Capablanca’s 1928 tournaments were played like a tuneup for a renewed shot at the title — "I feel fully confident that I shall regain my title," he told a reporter, "a lot of peace and quiet, some exercise, and a little cold water and I shall be in tiptop shape" — but, as 1929 wore on, it was starting to become clear that Capablanca’s chance for revenge might not materialize. Alekhine had accepted a challenge from Bogoljubow, and a series of petty misunderstandings were jeopardizing negotiations between Capablanca and Alekhine. Capablanca, letting a certain arrogance get the better of him during a discussion of match conditions, had intimated that the result of the 1927 match “merely depended on the physical and mental endurance of the players,” which resulted in a furious retort from Alekhine that “You do not seem to know me very well if you think that anything could induce me to give up what I consider fair sportsmanship.” Meanwhile, a challenge from Capablanca was returned on the grounds that the envelope of the letter had been left unsealed, producing a debate on the etiquette of unsealed letters. With the stock market crash, and then a further deterioration in relations between Alekhine and Capablanca, the return match — at one point definitively scheduled for 1930 — would disappear completely. 

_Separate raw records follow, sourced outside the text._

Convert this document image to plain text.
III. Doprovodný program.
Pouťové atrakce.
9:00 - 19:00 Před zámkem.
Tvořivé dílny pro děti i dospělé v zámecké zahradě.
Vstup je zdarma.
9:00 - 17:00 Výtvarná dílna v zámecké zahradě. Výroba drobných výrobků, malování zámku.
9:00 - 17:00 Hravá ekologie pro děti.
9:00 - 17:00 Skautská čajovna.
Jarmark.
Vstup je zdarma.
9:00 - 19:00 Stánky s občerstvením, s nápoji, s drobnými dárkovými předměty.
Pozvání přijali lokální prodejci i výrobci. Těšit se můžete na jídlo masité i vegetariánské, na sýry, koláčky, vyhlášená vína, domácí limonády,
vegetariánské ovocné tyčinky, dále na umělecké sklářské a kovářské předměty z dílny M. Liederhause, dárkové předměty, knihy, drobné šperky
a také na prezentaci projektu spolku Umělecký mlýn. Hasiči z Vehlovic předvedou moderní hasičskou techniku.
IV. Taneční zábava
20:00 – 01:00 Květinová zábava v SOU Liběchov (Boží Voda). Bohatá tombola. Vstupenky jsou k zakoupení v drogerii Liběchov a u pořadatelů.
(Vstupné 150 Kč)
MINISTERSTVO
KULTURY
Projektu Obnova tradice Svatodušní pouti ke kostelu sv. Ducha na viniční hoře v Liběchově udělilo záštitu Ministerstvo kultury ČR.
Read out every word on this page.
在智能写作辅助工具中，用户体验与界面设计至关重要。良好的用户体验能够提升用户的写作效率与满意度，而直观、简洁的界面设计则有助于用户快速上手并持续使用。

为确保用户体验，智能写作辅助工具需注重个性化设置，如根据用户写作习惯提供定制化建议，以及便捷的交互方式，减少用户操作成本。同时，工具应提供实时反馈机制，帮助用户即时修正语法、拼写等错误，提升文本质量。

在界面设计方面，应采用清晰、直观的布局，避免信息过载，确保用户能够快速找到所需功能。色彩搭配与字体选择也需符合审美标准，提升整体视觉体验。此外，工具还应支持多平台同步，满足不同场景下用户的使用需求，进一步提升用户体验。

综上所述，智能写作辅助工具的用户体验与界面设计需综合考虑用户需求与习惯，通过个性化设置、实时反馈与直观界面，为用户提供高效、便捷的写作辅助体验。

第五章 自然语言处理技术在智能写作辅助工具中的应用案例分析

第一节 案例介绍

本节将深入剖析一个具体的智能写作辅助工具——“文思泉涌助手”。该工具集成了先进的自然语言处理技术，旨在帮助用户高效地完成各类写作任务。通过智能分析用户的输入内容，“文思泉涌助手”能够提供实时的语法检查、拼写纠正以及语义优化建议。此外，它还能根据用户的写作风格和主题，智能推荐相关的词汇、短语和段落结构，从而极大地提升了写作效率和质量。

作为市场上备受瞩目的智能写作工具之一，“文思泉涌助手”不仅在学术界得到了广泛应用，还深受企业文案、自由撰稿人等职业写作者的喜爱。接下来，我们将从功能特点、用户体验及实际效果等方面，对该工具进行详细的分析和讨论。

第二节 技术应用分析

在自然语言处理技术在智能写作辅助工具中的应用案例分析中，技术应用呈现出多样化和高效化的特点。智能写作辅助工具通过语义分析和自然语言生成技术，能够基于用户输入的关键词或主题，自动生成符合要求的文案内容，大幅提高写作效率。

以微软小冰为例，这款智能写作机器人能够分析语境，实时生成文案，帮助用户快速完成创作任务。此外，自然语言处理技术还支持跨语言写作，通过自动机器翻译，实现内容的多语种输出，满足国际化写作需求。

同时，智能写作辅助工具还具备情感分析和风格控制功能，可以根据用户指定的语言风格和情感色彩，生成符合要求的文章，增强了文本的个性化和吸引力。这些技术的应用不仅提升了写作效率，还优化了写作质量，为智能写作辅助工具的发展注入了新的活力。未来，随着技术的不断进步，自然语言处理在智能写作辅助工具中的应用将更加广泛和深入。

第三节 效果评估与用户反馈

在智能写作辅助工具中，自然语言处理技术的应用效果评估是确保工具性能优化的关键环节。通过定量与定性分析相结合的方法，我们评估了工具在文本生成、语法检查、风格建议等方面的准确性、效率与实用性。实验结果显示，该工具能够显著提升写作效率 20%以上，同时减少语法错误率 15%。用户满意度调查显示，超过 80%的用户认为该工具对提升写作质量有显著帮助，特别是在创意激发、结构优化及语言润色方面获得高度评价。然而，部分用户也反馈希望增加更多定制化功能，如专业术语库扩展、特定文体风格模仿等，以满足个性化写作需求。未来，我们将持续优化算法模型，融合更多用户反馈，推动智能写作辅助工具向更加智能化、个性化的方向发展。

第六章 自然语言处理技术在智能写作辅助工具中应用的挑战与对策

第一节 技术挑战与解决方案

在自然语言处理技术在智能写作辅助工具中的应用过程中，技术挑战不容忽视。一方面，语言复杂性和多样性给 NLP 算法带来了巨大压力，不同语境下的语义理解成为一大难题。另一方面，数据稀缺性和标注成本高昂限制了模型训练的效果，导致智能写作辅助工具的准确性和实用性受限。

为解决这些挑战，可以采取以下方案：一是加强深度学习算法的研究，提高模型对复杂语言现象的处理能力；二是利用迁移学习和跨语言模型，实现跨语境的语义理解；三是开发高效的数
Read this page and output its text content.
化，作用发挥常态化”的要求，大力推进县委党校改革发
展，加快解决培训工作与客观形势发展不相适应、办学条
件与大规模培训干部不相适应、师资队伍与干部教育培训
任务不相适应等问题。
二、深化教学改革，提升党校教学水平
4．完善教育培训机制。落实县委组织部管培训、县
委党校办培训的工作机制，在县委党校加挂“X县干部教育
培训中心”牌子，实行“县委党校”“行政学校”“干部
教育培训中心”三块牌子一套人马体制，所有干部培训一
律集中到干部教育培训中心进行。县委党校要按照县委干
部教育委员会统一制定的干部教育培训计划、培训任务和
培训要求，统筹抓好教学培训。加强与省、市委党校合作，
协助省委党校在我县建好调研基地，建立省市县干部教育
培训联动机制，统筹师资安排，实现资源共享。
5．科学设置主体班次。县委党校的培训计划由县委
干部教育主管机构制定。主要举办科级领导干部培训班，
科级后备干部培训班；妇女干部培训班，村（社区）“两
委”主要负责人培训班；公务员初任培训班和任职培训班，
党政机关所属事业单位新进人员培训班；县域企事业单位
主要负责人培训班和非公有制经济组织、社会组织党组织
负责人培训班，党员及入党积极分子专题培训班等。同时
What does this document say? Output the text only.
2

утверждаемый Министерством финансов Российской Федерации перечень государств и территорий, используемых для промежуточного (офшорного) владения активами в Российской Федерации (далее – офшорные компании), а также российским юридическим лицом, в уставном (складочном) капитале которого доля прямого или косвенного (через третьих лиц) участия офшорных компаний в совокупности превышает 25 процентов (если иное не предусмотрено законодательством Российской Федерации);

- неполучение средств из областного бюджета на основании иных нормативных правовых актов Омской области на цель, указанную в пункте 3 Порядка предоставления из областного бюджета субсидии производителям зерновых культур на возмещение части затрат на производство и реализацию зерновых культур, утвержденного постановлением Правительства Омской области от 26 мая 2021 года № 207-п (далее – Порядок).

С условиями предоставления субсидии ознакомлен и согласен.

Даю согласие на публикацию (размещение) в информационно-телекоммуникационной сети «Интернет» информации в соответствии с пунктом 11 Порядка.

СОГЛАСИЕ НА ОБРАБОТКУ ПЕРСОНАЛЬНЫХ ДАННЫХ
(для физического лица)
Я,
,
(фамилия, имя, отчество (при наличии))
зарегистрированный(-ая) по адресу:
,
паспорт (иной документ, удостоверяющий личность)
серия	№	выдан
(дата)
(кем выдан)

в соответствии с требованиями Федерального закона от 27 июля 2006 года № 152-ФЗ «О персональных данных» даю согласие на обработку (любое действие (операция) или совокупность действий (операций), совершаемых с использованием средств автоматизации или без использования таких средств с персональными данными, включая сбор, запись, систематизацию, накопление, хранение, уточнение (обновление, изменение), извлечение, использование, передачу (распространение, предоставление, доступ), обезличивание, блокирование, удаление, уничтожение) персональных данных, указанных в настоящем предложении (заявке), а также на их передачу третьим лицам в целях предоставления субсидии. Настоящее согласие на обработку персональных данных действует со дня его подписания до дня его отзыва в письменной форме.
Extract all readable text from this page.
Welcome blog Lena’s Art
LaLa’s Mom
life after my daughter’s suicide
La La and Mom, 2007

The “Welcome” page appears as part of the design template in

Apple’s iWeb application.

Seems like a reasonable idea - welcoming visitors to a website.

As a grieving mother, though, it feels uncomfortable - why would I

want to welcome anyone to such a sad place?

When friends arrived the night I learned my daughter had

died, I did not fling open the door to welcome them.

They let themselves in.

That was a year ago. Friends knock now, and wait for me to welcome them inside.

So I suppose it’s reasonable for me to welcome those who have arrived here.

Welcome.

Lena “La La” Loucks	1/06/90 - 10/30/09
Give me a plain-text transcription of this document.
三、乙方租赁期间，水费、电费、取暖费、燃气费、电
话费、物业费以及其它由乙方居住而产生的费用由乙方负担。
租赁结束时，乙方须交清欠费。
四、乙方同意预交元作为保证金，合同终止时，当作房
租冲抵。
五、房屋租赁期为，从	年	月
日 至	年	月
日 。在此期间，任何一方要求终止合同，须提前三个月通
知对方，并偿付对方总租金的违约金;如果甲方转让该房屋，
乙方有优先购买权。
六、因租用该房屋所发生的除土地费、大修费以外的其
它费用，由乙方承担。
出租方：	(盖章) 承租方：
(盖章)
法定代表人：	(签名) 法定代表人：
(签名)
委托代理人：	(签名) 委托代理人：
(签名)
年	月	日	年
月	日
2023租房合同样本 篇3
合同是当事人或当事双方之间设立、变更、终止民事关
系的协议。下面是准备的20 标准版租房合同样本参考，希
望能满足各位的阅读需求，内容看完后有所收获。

Not long after the 1927 match, Capablanca had given vent to some of his inner feelings on chess and said, “At present it is really hard for me to have to be enslaved for five hours in front of a chessboard engaged in intense mental effort which in reality brings me no great personal satisfaction,” but the loss of the title did at least encourage him to play more chess and make his case for the return match. 

At a low-key tournament in Budapest, he ran the table with +8-0=5 finishing a point ahead of Rubinstein. At another tournament in Barcelona — the first-ever significant tournament in Spain, timed to the world’s fair — he posted a dizzying +13-0=1. Taken all together, Capablanca in 1928-29 scored +55-3=40, a really stunning record that competed with his best achievements. 

Yates-Golmayo

From a competitive point of view, these tournaments were an opportunity for Capablanca to experiment with hypermodernism. He had stood above the hypermodern revolution that overlapped so perfectly with his career, but, freed of his world championship responsibilities and perhaps putting a bit more attention to the craft of chess, he seemed to find that the hypermodern systems suited him admirably. His wins over Colle and Yates, for instance, are almost stunning in their simplicity, with Capablanca needing, as it were, to make only one or two moves in placid-looking middlegames for his opponents’ position to be suddenly tied up in knots. The game against Canal, meanwhile, is a demonstration of his creativity in the endgame. 

The Budapest and Barcelona tournaments really were glorified exhibitions, with Capablanca and a couple of international masters tearing through a primarily local field. Rubinstein, past his peak but still one of the best in the world, played second fiddle to Capablanca at Budapest, while Tartakower fulfilled that role in Barcelona. Tartakower actually was responsible for the most enduring contribution of the Barcelona tournament. The organizers asked him to invent an opening to celebrate the occasion and he duly devised the Catalan — maybe the single most significant of his opening legacies. He called it “simple but strong.” At Budapest, Tartakower was on the receiving end of the brilliancy prize game, a fun win by Endre Steiner.